Под скатертью что-то зашевелилось, и оттуда выползла маленькая змея; Стрикленд тут же прикончил ее толстым концом удилища. Я только смотрел на все это и, помнится, ничего не сказал — очень уж мне было не по себе.
Стрикленд пораздумал немного и решил выпить. Скатерть больше не шевелилась.
— Так это Имрей? — спросил я.
Стрикленд откинул на несколько мгновений скатерть и посмотрел.
— Да, это Имрей, — ответил он, — и горло у него перерезано от уха до уха.
— Так вот откуда шел этот шепот в доме, — сказали мы оба в один голос, обращаясь друг к другу и вместе с тем каждый сам к себе.

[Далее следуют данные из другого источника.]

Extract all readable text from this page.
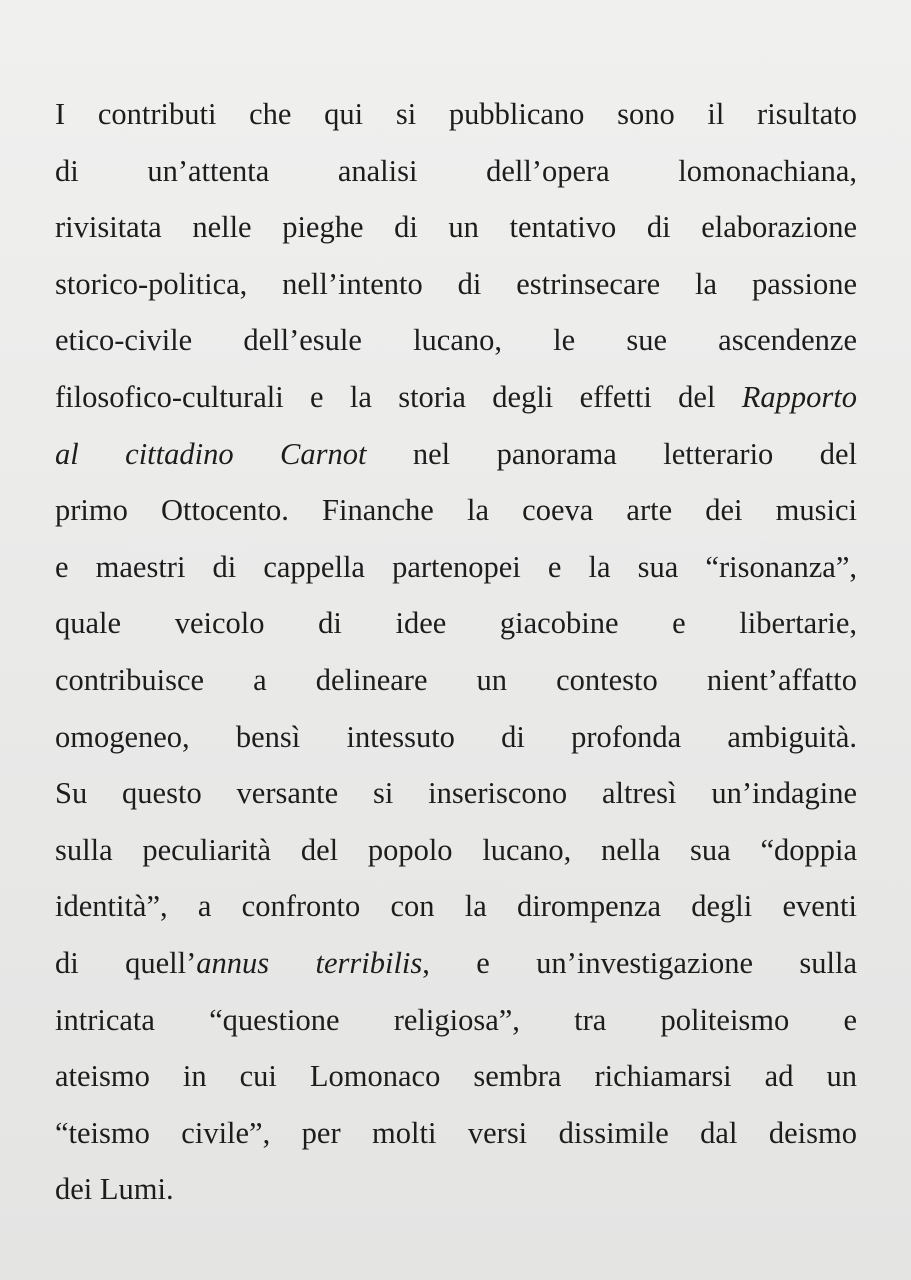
I contributi che qui si pubblicano sono il risultato
di un’attenta analisi dell’opera lomonachiana,
rivisitata nelle pieghe di un tentativo di elaborazione
storico-politica, nell’intento di estrinsecare la passione
etico-civile dell’esule lucano, le sue ascendenze
filosofico-culturali e la storia degli effetti del Rapporto
al cittadino Carnot nel panorama letterario del
primo Ottocento. Finanche la coeva arte dei musici
e maestri di cappella partenopei e la sua “risonanza”,
quale veicolo di idee giacobine e libertarie,
contribuisce a delineare un contesto nient’affatto
omogeneo, bensì intessuto di profonda ambiguità.
Su questo versante si inseriscono altresì un’indagine
sulla peculiarità del popolo lucano, nella sua “doppia
identità”, a confronto con la dirompenza degli eventi
di quell’annus terribilis, e un’investigazione sulla
intricata “questione religiosa”, tra politeismo e
ateismo in cui Lomonaco sembra richiamarsi ad un
“teismo civile”, per molti versi dissimile dal deismo
dei Lumi.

Из сада донесся неистовый лай Тьетьенс. Немного погодя дверь в столовую распахнулась, и оттуда высунулся ее огромный нос.
Собака стала тихо обнюхивать воздух. Куски разорванной парусины свисали почти до самого стола, и некуда было деться от всего, что случилось.
Тьетьенс вошла в комнату и уселась возле нас, оскалив зубы и выставив передние лапы. Она посмотрела на Стрикленда.
— Дела-то худые, старуха, — сказал он. — Не залезают ведь люди под крыши своих бунгало, чтобы умереть, и не натягивают потом парусины. Давайте-ка подумаем, что все это значит.
— Давайте лучше подумаем об этом в другом месте, — предложил я.
— Превосходная мысль! Гасите лампы. Мы сейчас пойдем ко мне в комнату.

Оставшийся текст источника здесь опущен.